New California Ed Laws Address Textbook Costs with OER Initiative

CA HIGHER ED GOING DIGITAL: Governor Jerry Brown is on a roll this week, signing into law two bills that amend the Donahoe Higher Education Act (coincidentally signed into law in 1960 by the governor's father, Governor Pat Brown). SB1052 and SB1053 call for the development of "50 high-quality, affordable, digital open source textbooks and related material" to be housed in the "California Digital Open Source Library", and accessible by public universities and community colleges in the state.

As this infographic from OpenContent points out, the average California undergrad spends more than $1600 on textbooks per year. Under SB1052, this cost could drop to zero -- especially in the first two years when students are likely to take the "strategically selected lower division courses" that the law targets.

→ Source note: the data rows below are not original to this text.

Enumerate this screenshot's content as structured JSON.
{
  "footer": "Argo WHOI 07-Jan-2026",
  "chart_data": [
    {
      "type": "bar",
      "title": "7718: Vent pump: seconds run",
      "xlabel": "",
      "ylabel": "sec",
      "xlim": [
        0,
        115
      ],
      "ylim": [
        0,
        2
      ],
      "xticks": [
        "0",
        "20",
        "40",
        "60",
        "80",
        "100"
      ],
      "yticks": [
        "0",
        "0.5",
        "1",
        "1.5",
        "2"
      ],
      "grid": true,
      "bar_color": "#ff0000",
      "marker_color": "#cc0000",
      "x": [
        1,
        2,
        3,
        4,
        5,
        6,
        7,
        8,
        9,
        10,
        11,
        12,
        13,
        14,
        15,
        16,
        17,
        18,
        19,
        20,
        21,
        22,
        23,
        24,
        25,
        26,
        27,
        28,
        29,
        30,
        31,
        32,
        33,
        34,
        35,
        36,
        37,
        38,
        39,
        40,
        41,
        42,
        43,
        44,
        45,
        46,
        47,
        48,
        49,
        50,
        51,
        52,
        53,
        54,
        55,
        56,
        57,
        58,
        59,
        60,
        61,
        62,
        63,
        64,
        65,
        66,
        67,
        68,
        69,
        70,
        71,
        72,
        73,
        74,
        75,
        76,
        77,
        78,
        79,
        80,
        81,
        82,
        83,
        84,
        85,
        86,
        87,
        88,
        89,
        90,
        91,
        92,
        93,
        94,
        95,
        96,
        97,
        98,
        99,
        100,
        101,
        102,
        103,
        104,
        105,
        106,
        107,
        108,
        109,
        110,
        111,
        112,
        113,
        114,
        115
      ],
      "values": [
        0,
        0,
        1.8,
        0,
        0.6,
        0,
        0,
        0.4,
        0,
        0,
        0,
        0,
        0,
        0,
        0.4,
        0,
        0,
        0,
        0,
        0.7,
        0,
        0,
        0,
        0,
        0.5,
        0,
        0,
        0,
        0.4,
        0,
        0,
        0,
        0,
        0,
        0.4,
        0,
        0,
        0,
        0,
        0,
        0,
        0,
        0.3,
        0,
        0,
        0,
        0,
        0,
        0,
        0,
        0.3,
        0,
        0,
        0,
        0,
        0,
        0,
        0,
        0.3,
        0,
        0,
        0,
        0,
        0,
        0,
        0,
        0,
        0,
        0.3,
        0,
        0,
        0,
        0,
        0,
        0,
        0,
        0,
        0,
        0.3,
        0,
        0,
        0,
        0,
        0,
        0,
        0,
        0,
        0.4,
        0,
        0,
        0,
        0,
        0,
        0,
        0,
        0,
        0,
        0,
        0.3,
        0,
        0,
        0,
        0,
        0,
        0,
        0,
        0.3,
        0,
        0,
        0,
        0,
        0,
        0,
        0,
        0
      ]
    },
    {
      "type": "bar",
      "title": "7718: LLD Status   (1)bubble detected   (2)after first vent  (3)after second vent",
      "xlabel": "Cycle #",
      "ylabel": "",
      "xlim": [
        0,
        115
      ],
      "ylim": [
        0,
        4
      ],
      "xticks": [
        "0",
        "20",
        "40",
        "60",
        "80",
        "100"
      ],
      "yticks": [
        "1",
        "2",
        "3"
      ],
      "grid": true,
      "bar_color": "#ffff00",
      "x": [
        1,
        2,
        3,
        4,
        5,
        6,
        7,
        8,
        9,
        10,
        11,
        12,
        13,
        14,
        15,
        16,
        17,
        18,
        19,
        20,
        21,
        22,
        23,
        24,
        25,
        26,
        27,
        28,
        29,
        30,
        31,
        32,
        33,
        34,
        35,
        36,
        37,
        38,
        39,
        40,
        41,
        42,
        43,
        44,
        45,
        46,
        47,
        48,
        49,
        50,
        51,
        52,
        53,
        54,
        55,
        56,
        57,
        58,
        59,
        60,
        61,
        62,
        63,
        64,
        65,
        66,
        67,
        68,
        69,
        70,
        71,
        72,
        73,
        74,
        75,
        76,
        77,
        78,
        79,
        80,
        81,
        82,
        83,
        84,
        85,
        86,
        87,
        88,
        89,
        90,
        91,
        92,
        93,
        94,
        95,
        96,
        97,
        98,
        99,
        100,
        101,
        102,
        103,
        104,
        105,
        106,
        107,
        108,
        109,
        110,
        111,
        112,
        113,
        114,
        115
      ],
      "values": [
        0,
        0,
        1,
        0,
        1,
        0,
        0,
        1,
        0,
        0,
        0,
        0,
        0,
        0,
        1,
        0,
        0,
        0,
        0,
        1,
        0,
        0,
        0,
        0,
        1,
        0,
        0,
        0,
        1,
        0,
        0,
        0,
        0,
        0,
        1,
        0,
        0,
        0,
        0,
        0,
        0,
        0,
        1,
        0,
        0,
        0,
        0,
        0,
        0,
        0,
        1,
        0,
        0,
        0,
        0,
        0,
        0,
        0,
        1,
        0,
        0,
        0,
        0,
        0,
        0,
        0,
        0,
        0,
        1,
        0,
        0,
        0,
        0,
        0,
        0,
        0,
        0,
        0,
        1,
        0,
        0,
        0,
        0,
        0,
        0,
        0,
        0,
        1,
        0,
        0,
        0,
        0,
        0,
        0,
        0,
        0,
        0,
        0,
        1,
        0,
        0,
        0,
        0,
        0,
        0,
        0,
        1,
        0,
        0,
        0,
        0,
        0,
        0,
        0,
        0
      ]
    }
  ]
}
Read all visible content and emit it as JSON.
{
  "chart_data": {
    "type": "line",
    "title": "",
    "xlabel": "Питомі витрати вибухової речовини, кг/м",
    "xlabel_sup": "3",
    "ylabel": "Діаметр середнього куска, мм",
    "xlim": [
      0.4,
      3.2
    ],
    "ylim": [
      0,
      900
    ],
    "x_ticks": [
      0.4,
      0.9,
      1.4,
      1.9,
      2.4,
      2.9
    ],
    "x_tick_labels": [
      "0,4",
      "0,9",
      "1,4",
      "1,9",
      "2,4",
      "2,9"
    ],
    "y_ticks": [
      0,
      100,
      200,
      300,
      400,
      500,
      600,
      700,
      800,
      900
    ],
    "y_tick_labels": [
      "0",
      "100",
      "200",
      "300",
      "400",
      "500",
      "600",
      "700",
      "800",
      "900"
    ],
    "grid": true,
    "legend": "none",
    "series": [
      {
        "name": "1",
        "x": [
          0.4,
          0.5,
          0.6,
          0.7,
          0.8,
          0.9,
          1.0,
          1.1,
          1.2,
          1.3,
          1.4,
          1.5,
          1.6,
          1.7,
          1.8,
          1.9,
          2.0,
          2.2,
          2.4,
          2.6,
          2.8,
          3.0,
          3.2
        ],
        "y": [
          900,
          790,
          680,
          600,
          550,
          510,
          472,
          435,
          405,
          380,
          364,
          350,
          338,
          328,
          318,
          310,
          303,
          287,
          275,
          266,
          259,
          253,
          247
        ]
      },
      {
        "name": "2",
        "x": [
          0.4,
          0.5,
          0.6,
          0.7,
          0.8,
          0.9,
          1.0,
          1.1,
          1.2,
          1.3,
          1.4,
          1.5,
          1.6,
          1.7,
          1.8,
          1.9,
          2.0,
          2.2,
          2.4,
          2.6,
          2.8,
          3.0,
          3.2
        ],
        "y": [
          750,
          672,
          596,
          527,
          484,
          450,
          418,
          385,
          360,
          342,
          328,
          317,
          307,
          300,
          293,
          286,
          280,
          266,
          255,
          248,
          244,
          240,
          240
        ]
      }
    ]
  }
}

Entrepreneurs and educators have reason to rejoice, too. In January 2013, the California Open Education Resources Council -- that's fancy talk for a newly formed group of university and community college faculty -- is expected to establish an RFP process for "faculty members, publishers, and other interested parties [to] apply for funds" to produce content for the selected courses.

SB1053 calls for the California Digital Open Source Library, a digital tome in the cloud "for students, faculty, and staff to easily find, adopt, utilize, or modify course materials for little or no cost." The library, to be governed under a Creative Commons attribution license, is dependent upon formation of the OER Council outlined in SB1052.

Both laws along with SB1458 which redefines California's Academic Performance Index, were introduced by California State Senate President pro Tem Darrell Steinberg.